While "Kaffir Boy" focused on his upbringing in South Africa and gave the reader a glimpse of the loud and violent, as well as often the more subtle and mental, oppression of the racist system, and trying to persevere through it all, the follow up book, "Kaffir Boy in America", is about the author's escape, if you will, into the United States, on a tennis scholarship, sponsored by former tennis superstar Stan Smith, an American who met Mark Mathabane during a tournament in South Africa.
Mathabane leaves South Africa, and goes into some of the racist aspects of the society that he is hoping to leave behind him, such as the unpaved roads of the black townships suddenly yielding to the paved roads of the white communities, and then being seated next to a privileged white South African, who pretends to be sympathetic and interested, and almost slips by referring to some of the blacks that he knows (who work for him as servants, naturally) as "boys".
Mathabane has realized his dream and come to America, where he knows about the Constitution and the Bill of Rights, and that there is no legal segregation. Yet, it pains him to find that racism is quite evident here, as well, and he also finds that the United States, far from being an idyllic utopia, had its' share of problems, as well. He learns about the Jim Crow segregationist system that is similar to that of South Africa, and that had existed in the recent past, but has since been outlawed. It comes as a shock to him that many Americans are not as well educated or enlightened as he had imagined, yet he remains happy for the opportunity to be here throughout and remains hopeful.
On a personal level, Mathabane soon has to admit that he will not be a tennis superstar, as many people had come to believe, and he struggled to find a new identity, and justification, for his life in this land, so far away from the one he knew in South Africa. But he manages to find his niche in writing, and eventually even manages to successfully get his family to visit the United States, and to get younger siblings to come to school here, and to obtain greater opportunities, nonetheless, than would have been available to them in their native country, where they would officially be relegated to second class citizenship, at best (more on this specifically, in some later entry).
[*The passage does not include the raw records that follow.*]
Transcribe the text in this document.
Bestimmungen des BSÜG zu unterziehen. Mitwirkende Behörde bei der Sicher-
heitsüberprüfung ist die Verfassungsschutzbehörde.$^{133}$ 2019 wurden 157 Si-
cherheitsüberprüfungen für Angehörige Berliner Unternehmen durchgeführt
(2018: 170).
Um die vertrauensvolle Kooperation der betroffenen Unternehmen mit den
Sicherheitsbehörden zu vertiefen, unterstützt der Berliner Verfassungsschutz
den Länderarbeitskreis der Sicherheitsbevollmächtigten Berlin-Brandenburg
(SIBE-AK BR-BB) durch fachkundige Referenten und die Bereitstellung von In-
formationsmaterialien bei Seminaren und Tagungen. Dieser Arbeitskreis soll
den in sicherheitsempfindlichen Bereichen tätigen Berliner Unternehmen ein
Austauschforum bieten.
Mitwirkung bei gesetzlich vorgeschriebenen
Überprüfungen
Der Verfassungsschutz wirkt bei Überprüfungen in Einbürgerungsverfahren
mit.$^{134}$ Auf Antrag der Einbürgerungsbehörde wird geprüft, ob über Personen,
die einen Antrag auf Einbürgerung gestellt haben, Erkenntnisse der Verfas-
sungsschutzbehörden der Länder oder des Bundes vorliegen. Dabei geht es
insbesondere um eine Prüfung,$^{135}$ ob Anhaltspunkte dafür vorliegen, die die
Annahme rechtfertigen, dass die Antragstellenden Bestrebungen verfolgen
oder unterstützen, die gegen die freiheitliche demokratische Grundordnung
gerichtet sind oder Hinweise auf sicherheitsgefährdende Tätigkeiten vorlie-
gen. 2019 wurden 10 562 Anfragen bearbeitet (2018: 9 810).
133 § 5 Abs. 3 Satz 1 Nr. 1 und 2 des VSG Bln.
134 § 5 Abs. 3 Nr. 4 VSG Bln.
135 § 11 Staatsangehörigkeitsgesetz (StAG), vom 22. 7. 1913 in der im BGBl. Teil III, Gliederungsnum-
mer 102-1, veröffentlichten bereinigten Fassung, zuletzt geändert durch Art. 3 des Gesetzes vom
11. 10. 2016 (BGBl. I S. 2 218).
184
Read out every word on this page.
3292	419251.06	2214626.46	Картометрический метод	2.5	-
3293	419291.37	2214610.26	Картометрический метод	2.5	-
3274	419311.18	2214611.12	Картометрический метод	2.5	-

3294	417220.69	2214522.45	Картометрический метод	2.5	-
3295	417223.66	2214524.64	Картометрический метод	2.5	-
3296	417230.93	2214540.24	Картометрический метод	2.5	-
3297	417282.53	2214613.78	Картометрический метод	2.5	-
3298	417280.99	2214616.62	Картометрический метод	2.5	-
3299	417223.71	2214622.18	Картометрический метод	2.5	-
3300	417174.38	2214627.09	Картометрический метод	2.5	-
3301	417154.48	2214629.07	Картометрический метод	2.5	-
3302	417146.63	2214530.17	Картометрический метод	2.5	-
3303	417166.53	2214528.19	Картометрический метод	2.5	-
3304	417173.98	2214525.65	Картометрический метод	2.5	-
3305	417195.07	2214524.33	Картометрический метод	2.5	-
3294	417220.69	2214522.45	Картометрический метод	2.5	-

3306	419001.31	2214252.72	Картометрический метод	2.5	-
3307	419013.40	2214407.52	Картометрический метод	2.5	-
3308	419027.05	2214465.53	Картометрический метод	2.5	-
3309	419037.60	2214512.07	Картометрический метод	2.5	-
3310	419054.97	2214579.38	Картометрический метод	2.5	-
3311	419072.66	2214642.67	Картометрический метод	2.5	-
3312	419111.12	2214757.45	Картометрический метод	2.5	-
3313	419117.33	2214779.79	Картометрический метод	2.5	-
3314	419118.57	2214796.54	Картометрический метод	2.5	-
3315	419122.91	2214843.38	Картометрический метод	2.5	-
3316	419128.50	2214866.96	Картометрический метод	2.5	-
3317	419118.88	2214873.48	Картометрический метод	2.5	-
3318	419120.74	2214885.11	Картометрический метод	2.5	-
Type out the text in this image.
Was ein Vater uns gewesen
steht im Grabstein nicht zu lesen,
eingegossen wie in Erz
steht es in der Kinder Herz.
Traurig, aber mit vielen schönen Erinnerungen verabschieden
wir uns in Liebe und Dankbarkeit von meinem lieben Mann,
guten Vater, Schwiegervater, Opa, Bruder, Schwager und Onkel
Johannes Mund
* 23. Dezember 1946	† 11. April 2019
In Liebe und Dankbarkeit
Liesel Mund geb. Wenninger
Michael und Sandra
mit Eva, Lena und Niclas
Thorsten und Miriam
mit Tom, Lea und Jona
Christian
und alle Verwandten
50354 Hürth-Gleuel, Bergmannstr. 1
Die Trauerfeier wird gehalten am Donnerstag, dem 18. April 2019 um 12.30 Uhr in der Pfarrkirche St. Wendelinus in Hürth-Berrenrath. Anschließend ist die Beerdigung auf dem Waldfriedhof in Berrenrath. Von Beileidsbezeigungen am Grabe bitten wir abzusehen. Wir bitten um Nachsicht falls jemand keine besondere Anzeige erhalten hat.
Again, I read both of these books when I was still only a teen, and then reread them more recently, as a full fledged adult (I also wrote "Miriam's Song" more recently), and enjoyed it each time, although the author does seem a bit on the preachy side in "Kaffir Boy in America". Still, they are good reads, and I would like to obtain copies of his other books, sooner or later, in order to read these, as well. He has a strong writing style, and has the power to make his world come alive through words, and was my first real introduction to understanding the realities of South Africa on a deeper level.